30 September 2014 By John Foley

China is rare in many ways, but its housing market is just as dependent on psychology as everywhere else. After years of gains, prices are now falling in most Chinese major cities.  When negative thinking sets in, it’s hard to escape the pessimism spiral.

House prices can be notoriously volatile. In OECD countries between 1970 and 1995, a 40 percent price gain over six years was typically followed by at 25 percent decline over the subsequent five. Later studies show a bank crisis makes the correction deeper and longer. China looks due a correction. Average house prices in 40 big cities, according to data from the China Index Academy, have now risen 49 percent in 5 years.

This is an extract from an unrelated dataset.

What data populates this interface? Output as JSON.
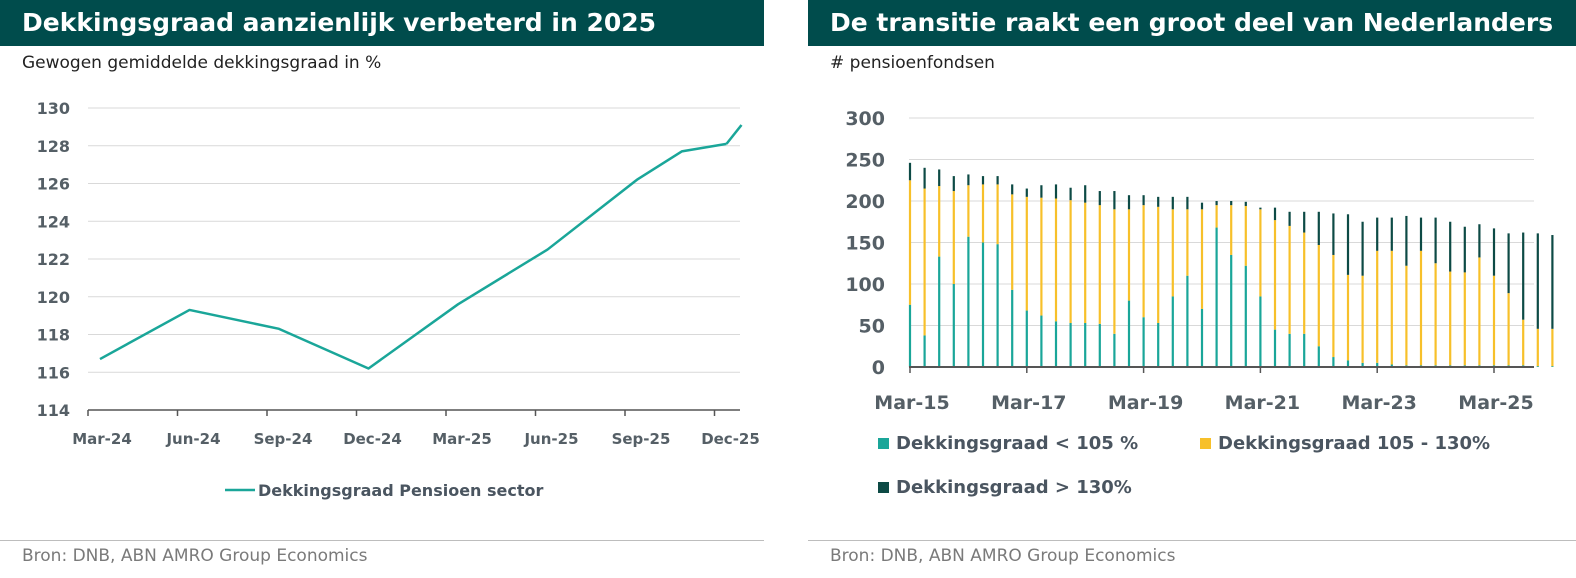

The good news is that the boom has not been fuelled by leverage. The 5.1 trillion yuan ($838 billion) of new housing loans extended since 2010 is just 20 percent of the value of houses bought during that time, government data shows. That reduces the risk of households being forced to sell, or getting trapped in negative equity.

Nevertheless, falling prices undermine people’s perception of their wealth, and therefore their propensity to consume. Less housebuilding hits demand for materials and labour. Contentment, consumption and activity are crucial to China’s mission of keeping society stable, so can-do politicians and developers are now mooting ideas to coax buyers back to the market.

There are three tactics. One is to cut the red tape that makes it difficult for buyers to snap up houses. Wuhan and Fuzhou last week joined the cities removing restrictions on purchases, such as quotas for certain kinds of buyers. But that’s not necessarily a big bang. Many buyers have already bought elsewhere. If prices are falling, they may still decide to wait.

The second strategy is to cut mortgage rates, or allow borrowers to take out bigger loans. New rules from the People’s Bank of China on Sept. 30 would allow banks to lend 30 percent below the benchmark rate, and let buyers who have paid off their first home loan buy a second property with as little as 30 percent downpayment. But all that may create only a small adjustment in behaviour.

Unlucky numbers

Imagine a buyer who sees a house as a purely financial investment, as many do. With the interest rate on bank savings capped at around 3 percent, speculating on property has been an attractive alternative.

But the economics are getting more unattractive. Typical investors can already get 6 percent a year from buying deposit-like wealth management products. The stock market, in a good year, could return even more. That increases the opportunity cost of investing in housing.

If a homebuyer expected the return on their home equity to match what they can get from wealth products over five years, they would need to believe their house could rise in value by 34 percent in nominal terms, after factoring in compound interest. Beyond Beijing and Shanghai, few cities have that potential.

Making mortgages more freely available, or increasing the permitted loan-to-value, doesn’t make the investment any more attractive. A house would still have to increase in value enough to justify the cost of mortgage payments, which are currently around 6.6 percent a year. For a house that is 30 percent mortgaged, halving the borrowing cost only reduces the required valuation gain from 34 percent to 29 percent.

Buyers may not always be that analytical, but the unattractive reality is dawning on them already, which is why sales volumes have collapsed. Some sellers will eventually cut their losses as prices slide, causing others to follow. Developers will fail, reinforcing the sector’s bad aura. Even those who don’t sell face the psychological effect of buying a lemon.

 Going off-plan

That leaves the third tactic: giving away free stuff. Some developments now dangle access to a hukou, the precious registration that grants access to local government services. More mundane freebies include language classes, wedding car rental and extra balconies.

Next could be direct government subsidies to buyers, to increase affordability without apparently lowering prices. It may be a drop in the bucket though – the average 70 square metre house in one of China’s biggest cities already costs 20 years of disposable income.

Meanwhile the government can paper over the most visible signs that might spook buyers, as it is doing now. That includes bailing out developers, especially when there is a risk that they might abscond with investors’ funds, as has happened in the small city of Handan.

What politicians can’t hide is visible overbuilding – a problem almost everywhere, and something that can quickly weigh on buyers’ psychology. Some cities are building over a decade’s worth of supply. Taking a wrecking ball to all that unwanted housing may be too much to ask, but that makes a demolition of prices all the more likely.

 

This article was updated on Oct. 1 to include new central bank rules.